In February, Nepal, who leads the activist coalition on campus, joined 19 other students in an eight-day hunger strike at the university campus. As the days passed, she felt her body growing increasingly tired and drained.

They ensured they drank two liters of water each day and supplemented themselves with electrolytes to avoid being forced to halt their demonstrations due to health concerns.

“I was positioned in a way where we were all thinking about the ongoing famine in Gaza. So the hunger strike was feeling like the bare minimum that we could do to kind of draw light to it,” said Nepal.

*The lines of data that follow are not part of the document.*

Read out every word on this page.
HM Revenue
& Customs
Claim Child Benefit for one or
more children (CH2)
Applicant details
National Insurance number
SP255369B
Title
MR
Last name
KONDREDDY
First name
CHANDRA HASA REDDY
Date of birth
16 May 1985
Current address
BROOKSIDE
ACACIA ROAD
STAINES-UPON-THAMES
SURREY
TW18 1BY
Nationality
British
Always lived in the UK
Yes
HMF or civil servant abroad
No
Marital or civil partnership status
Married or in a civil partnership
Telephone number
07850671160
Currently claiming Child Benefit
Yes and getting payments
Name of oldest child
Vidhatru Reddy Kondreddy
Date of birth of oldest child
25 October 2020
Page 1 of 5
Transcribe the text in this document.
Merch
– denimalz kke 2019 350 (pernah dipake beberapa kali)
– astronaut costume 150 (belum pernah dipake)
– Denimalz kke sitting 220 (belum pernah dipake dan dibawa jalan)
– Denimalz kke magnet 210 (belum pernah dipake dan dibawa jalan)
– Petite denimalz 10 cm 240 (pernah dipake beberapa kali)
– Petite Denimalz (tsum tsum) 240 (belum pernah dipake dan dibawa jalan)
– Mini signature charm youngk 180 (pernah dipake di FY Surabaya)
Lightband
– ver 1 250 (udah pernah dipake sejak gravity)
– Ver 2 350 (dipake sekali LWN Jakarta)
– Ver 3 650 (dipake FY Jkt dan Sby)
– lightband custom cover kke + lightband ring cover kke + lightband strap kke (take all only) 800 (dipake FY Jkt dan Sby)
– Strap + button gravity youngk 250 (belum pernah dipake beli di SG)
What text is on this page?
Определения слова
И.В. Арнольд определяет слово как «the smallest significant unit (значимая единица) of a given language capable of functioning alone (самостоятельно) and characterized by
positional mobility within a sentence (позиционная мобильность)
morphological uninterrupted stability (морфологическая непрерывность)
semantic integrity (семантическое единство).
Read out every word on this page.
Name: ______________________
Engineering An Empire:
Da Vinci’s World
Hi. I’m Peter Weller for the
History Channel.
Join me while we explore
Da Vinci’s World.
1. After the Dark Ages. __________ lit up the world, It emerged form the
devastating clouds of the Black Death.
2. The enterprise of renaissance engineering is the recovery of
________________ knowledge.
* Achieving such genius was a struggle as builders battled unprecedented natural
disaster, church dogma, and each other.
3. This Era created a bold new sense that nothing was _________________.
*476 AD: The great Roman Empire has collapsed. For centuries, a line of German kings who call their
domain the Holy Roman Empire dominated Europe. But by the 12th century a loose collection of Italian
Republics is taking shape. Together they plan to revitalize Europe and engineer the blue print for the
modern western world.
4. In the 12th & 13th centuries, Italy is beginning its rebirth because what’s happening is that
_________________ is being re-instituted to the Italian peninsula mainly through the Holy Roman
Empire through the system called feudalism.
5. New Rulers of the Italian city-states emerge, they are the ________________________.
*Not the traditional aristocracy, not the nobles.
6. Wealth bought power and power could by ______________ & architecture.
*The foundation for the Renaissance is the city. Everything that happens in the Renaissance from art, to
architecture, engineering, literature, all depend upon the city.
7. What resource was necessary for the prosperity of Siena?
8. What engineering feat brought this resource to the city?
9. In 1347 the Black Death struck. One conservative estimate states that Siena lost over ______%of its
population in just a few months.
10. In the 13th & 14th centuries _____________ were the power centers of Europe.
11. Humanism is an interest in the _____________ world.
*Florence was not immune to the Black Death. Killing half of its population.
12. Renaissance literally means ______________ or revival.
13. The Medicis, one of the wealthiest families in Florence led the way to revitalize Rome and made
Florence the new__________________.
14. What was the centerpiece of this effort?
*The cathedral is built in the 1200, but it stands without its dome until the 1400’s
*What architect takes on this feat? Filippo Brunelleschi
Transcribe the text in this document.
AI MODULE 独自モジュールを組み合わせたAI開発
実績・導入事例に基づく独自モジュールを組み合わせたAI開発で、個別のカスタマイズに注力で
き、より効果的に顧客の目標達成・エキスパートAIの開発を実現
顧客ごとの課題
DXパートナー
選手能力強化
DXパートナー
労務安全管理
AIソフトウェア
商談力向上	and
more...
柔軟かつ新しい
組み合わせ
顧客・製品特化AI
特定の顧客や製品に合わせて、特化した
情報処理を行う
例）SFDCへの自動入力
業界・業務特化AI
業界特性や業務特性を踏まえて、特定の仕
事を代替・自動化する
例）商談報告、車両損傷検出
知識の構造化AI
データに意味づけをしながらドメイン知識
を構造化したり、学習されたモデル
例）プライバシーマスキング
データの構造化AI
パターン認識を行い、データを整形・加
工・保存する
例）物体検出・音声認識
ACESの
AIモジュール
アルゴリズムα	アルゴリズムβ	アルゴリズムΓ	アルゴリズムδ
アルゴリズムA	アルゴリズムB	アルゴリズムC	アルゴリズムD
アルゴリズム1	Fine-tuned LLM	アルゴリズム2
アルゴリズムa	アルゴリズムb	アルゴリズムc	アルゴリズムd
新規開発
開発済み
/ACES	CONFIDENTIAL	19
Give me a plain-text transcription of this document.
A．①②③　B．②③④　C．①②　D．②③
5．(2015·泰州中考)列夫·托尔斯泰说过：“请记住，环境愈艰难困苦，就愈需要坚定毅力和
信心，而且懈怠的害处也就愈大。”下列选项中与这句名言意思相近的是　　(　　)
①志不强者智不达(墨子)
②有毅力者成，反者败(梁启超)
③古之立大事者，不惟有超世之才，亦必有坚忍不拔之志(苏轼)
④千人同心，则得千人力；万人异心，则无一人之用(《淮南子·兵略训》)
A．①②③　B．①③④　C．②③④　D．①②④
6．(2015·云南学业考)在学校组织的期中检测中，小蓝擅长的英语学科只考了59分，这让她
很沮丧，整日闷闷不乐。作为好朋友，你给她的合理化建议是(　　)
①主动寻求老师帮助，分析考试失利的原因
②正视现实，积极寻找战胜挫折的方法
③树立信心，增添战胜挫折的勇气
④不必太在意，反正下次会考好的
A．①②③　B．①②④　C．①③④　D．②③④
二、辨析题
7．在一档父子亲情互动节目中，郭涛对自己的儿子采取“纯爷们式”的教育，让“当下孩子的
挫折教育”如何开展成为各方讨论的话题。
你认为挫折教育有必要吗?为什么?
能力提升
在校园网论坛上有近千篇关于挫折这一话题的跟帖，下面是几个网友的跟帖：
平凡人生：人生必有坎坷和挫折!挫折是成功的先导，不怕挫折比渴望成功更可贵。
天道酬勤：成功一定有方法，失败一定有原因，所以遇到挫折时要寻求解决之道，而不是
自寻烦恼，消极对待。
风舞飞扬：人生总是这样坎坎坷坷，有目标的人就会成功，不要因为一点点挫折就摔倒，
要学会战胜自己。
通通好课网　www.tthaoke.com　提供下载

To end the recent protests that lasted for seven days, during which the students pitched tents on the main lawn, administrators agreed to bring a divestment proposal to a vote at the Brown Corporation Board’s October meeting on the condition that the tents would be removed by 5 p.m. on Tuesday and the students pledged not to participate in any unauthorized protests for the remainder of the semester.

Nepal said the agreement achieved a major step towards their goals.

“We were screaming, crying and happy beyond what we felt in so long because it had been so disheartening to not even be heard,” said Nepal. “This is just simply one step towards trying to stop our university’s complicity.”

During the days spent on the lawn, members of the community gathered with the students to engage in discussions about the liberation of Palestine, emphasizing the deep intertwined history of Jews and Palestinians. 

But beneath the surface of solidarity, a palpable fear lingered of how the protests might be met. While it wasn’t as severe as the crackdown at Columbia University, the presence of police on campus, checking student IDs twice a day, cast a shadow of unease.

“It is threatening to be to be a person of color and see the police anytime on campus, ” said Nepal. “I think for all of us the fear that we had more so than the police presence was the fact that our university was actively investing in this ongoing genocide and apartheid that’s happening in Palestine.”

Despite the tension, there was a feeling of inclusivity within the group they established, welcoming others to participate and learn, irrespective of their backgrounds, even extending to those who weren’t supportive of Palestine.

Once the tents were dismantled, they found a new purpose, donated to homeless shelters and other organizations, a small gesture of community support to those in need.

While securing a vote on divestment was a significant victory, Nepal stressed that the fight was far from over.

“I think we’re seeing this revolutionary change in pressure point where the university finally has to give in and they have to realize that their financial gains are not over the needs of the students in the community and are not over the needs of Palestinians,” said Nepal. “We finally are getting to be heard. I’m not going to stop and neither are any of the student organizers here in terms of putting pressure on the university to ensure that they meet our demands of divestment.”